Q: I'd like to know about the lighting in "The King Is Alive." The colors are so rich in this film, yet there are very strict restrictions on lighting in the Dogme Vow of Chastity. If I didn't know any better, I'd suspect you of using filters. Was all that beauty just from the desert sun?

A: We did wait quite a lot for the light. When the light was really right, I would try to work out (the takes) so the scene was really good when the light was right. (And) we shot it on digital -- on DV -- and we worked a lot with what is called the white balance of the camera, which the rules don't say anything about.

Q: And that allowed you to get the richer colors...

A: ...without filters, right. I felt I had to prove that within these rules you could actually make something different. So, for example, I talked to my cameraman and told him, "You have to make it handheld, but you should try to make it as still as possible." It does not mean because you're shooting handheld the camera should be like that all the time [he mimes shaking the camera about].

Q: You shot this film in 1999, it debuted at Cannes in 2000, and it's opening here in 2001. What's with the delays?
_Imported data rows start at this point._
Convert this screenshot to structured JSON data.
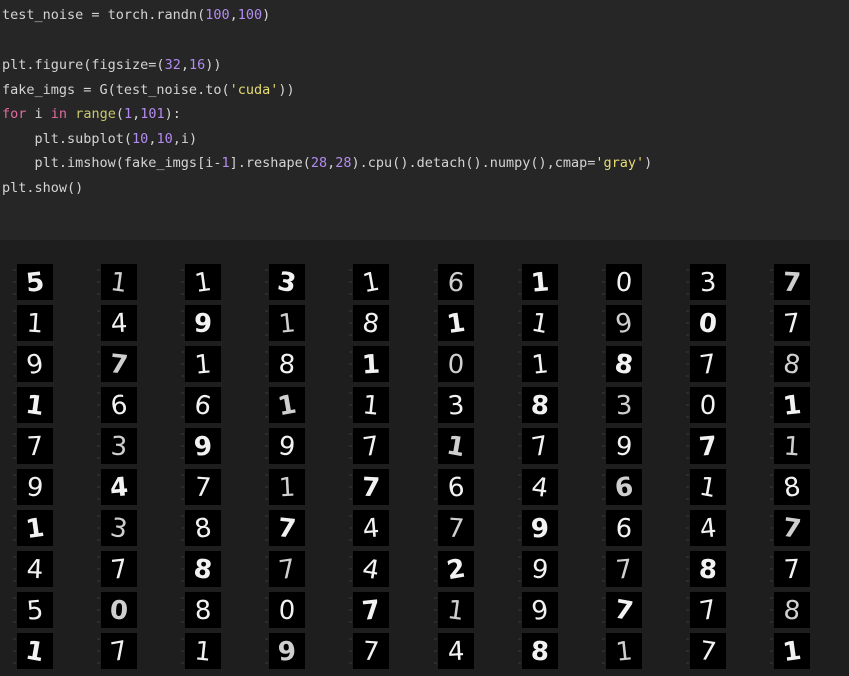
{
  "colors": {
    "code_bg": "#262626",
    "output_bg": "#1e1e1e",
    "default": "#d4d4d4",
    "keyword": "#e06c9f",
    "number": "#b38cf0",
    "string": "#e6db74",
    "builtin": "#c8c86c"
  },
  "code_lines": [
    [
      {
        "t": "test_noise = torch.randn(",
        "c": "default"
      },
      {
        "t": "100",
        "c": "number"
      },
      {
        "t": ",",
        "c": "default"
      },
      {
        "t": "100",
        "c": "number"
      },
      {
        "t": ")",
        "c": "default"
      }
    ],
    [],
    [
      {
        "t": "plt.figure(figsize=(",
        "c": "default"
      },
      {
        "t": "32",
        "c": "number"
      },
      {
        "t": ",",
        "c": "default"
      },
      {
        "t": "16",
        "c": "number"
      },
      {
        "t": "))",
        "c": "default"
      }
    ],
    [
      {
        "t": "fake_imgs = G(test_noise.to(",
        "c": "default"
      },
      {
        "t": "'cuda'",
        "c": "string"
      },
      {
        "t": "))",
        "c": "default"
      }
    ],
    [
      {
        "t": "for",
        "c": "keyword"
      },
      {
        "t": " i ",
        "c": "default"
      },
      {
        "t": "in",
        "c": "keyword"
      },
      {
        "t": " ",
        "c": "default"
      },
      {
        "t": "range",
        "c": "builtin"
      },
      {
        "t": "(",
        "c": "default"
      },
      {
        "t": "1",
        "c": "number"
      },
      {
        "t": ",",
        "c": "default"
      },
      {
        "t": "101",
        "c": "number"
      },
      {
        "t": "):",
        "c": "default"
      }
    ],
    [
      {
        "t": "    plt.subplot(",
        "c": "default"
      },
      {
        "t": "10",
        "c": "number"
      },
      {
        "t": ",",
        "c": "default"
      },
      {
        "t": "10",
        "c": "number"
      },
      {
        "t": ",i)",
        "c": "default"
      }
    ],
    [
      {
        "t": "    plt.imshow(fake_imgs[i-",
        "c": "default"
      },
      {
        "t": "1",
        "c": "number"
      },
      {
        "t": "].reshape(",
        "c": "default"
      },
      {
        "t": "28",
        "c": "number"
      },
      {
        "t": ",",
        "c": "default"
      },
      {
        "t": "28",
        "c": "number"
      },
      {
        "t": ").cpu().detach().numpy(),cmap=",
        "c": "default"
      },
      {
        "t": "'gray'",
        "c": "string"
      },
      {
        "t": ")",
        "c": "default"
      }
    ],
    [
      {
        "t": "plt.show()",
        "c": "default"
      }
    ]
  ],
  "digit_grid": {
    "rows": 10,
    "cols": 10,
    "cells": [
      "5",
      "1",
      "1",
      "3",
      "1",
      "6",
      "1",
      "0",
      "3",
      "7",
      "1",
      "4",
      "9",
      "1",
      "8",
      "1",
      "1",
      "9",
      "0",
      "7",
      "9",
      "7",
      "1",
      "8",
      "1",
      "0",
      "1",
      "8",
      "7",
      "8",
      "1",
      "6",
      "6",
      "1",
      "1",
      "3",
      "8",
      "3",
      "0",
      "1",
      "7",
      "3",
      "9",
      "9",
      "7",
      "1",
      "7",
      "9",
      "7",
      "1",
      "9",
      "4",
      "7",
      "1",
      "7",
      "6",
      "4",
      "6",
      "1",
      "8",
      "1",
      "3",
      "8",
      "7",
      "4",
      "7",
      "9",
      "6",
      "4",
      "7",
      "4",
      "7",
      "8",
      "7",
      "4",
      "2",
      "9",
      "7",
      "8",
      "7",
      "5",
      "0",
      "8",
      "0",
      "7",
      "1",
      "9",
      "7",
      "7",
      "8",
      "1",
      "7",
      "1",
      "9",
      "7",
      "4",
      "8",
      "1",
      "7",
      "1"
    ]
  }
}
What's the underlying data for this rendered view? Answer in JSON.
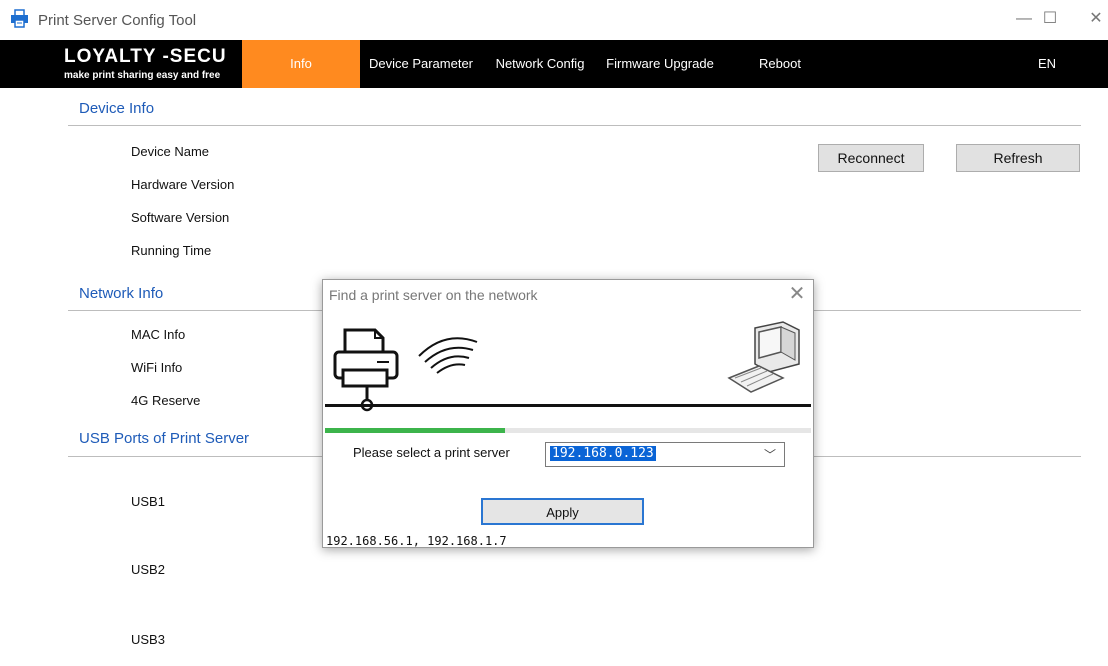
{
  "window": {
    "title": "Print Server Config Tool",
    "controls": {
      "minimize": "—",
      "maximize": "☐",
      "close": "✕"
    }
  },
  "nav": {
    "logo_title": "LOYALTY -SECU",
    "logo_subtitle": "make print sharing easy and free",
    "tabs": [
      {
        "label": "Info",
        "active": true
      },
      {
        "label": "Device Parameter",
        "active": false
      },
      {
        "label": "Network Config",
        "active": false
      },
      {
        "label": "Firmware Upgrade",
        "active": false
      },
      {
        "label": "Reboot",
        "active": false
      }
    ],
    "language": "EN",
    "accent_color": "#ff8a1f"
  },
  "device_info": {
    "title": "Device Info",
    "fields": [
      "Device Name",
      "Hardware Version",
      "Software Version",
      "Running Time"
    ],
    "reconnect_label": "Reconnect",
    "refresh_label": "Refresh"
  },
  "network_info": {
    "title": "Network Info",
    "fields": [
      "MAC Info",
      "WiFi Info",
      "4G Reserve"
    ]
  },
  "usb_ports": {
    "title": "USB Ports of Print Server",
    "ports": [
      "USB1",
      "USB2",
      "USB3"
    ]
  },
  "dialog": {
    "title": "Find a print server on the network",
    "close_icon": "close-icon",
    "icons": [
      "printer-icon",
      "wifi-icon",
      "computer-icon"
    ],
    "progress_fraction": 0.37,
    "progress_color": "#3cb44b",
    "select_label": "Please select a print server",
    "selected_server": "192.168.0.123",
    "apply_label": "Apply",
    "local_ips": "192.168.56.1, 192.168.1.7"
  }
}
A: Because we shot on digital, we had hundreds of hours of material. We spent six months editing.

Q: Oh, yeah. That would be a bit of a curse and a blessing of this medium, wouldn't it?

A: Of course. Also, producers have a problem because they look at your budget and think it's cheaper shooting digital -- which it is until you get to post. In post a normal film is cheaper. It's a different way of working when you have 170 hours. Then they say "Why don't you shoot on digital like you shoot a film on film." But then what's the purpose?
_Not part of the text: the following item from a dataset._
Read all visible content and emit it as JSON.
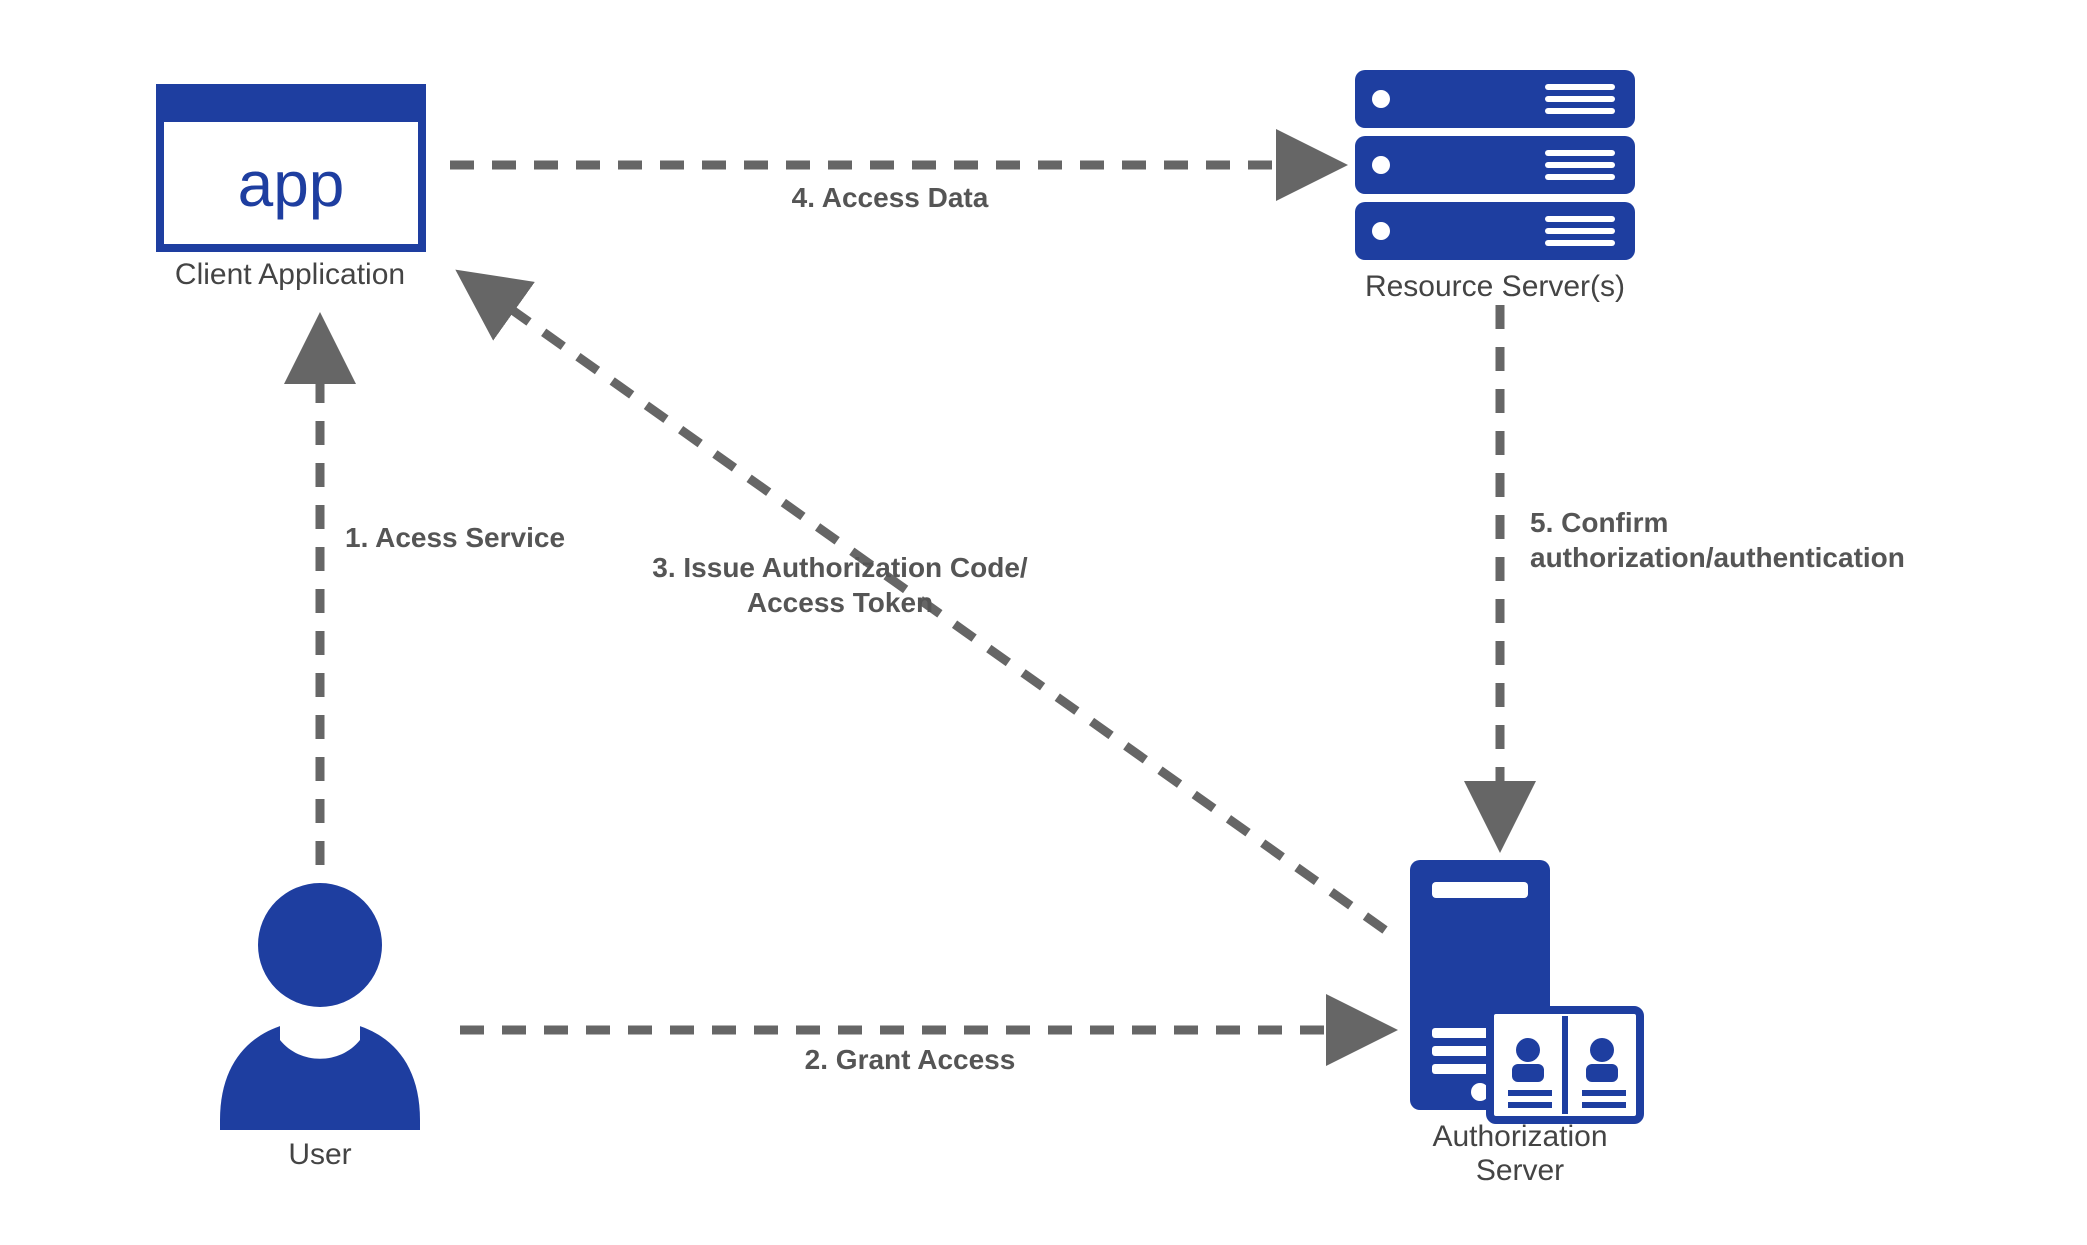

Q: Of course. It would still be a little bit cheaper, but it wouldn't be as freeing, and the fact that it's freeing is what makes it interesting creatively.

A: Exactly.

Q: How did this film come about. Was this idea born from the Dogme project or did the story exist before?

A: Well, where does an idea come from? I wanted to do something where Dogme and the story were interlinked -- this whole idea of putting on a play without a theater, without props. I wanted these things to come together.
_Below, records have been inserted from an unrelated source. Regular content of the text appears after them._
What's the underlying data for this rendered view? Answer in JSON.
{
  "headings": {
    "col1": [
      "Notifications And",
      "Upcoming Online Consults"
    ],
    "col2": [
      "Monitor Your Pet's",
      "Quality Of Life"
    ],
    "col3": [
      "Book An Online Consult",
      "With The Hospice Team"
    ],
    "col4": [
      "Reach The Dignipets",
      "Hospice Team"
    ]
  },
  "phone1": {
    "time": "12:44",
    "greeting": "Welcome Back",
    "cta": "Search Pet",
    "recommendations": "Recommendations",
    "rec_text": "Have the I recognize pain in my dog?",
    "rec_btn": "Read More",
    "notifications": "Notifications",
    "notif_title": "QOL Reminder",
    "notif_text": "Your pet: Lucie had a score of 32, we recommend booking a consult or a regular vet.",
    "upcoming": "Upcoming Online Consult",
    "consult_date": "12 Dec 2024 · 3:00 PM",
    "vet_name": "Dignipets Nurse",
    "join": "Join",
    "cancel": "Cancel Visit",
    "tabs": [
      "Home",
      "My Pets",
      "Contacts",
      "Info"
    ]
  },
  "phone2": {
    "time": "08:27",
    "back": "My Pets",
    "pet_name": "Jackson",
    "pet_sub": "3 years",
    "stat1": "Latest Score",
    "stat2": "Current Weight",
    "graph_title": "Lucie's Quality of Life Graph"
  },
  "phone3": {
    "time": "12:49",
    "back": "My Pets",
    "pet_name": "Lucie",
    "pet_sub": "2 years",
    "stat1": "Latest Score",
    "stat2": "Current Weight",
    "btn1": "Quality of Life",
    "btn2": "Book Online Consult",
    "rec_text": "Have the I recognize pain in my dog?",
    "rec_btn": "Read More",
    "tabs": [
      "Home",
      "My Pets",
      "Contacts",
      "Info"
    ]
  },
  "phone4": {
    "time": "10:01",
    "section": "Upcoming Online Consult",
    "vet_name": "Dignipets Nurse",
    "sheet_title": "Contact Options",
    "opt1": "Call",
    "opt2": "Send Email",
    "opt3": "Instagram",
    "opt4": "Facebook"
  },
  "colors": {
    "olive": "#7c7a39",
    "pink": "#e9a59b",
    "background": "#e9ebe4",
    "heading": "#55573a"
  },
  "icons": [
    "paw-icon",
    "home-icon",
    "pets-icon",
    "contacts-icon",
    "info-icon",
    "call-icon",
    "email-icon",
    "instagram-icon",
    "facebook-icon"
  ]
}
Q: Holy cow! Dogme within Dogme. That hadn't even crossed my mind! Suddenly I like the movie even more.

A: Everything was chosen from that point of view -- even "King Lear" was chosen from that point of view. The play is about a man who loses everything, and that's very much what it's like when you're doing a Dogme film and that's very much what's happening to the characters.

Q: I find it interesting that the characters are actually facing their individual demons more than they're facing their circumstances.

A: I know what you mean. This film is not about survival of the body. I deliberately did everything I could to make this talk as little as possible about eating, drinking -- to talk about it enough to make it convincing, but it's not what interested me. What interested me is what happened to these characters when they started doing this play. So the sooner I could get to that the better.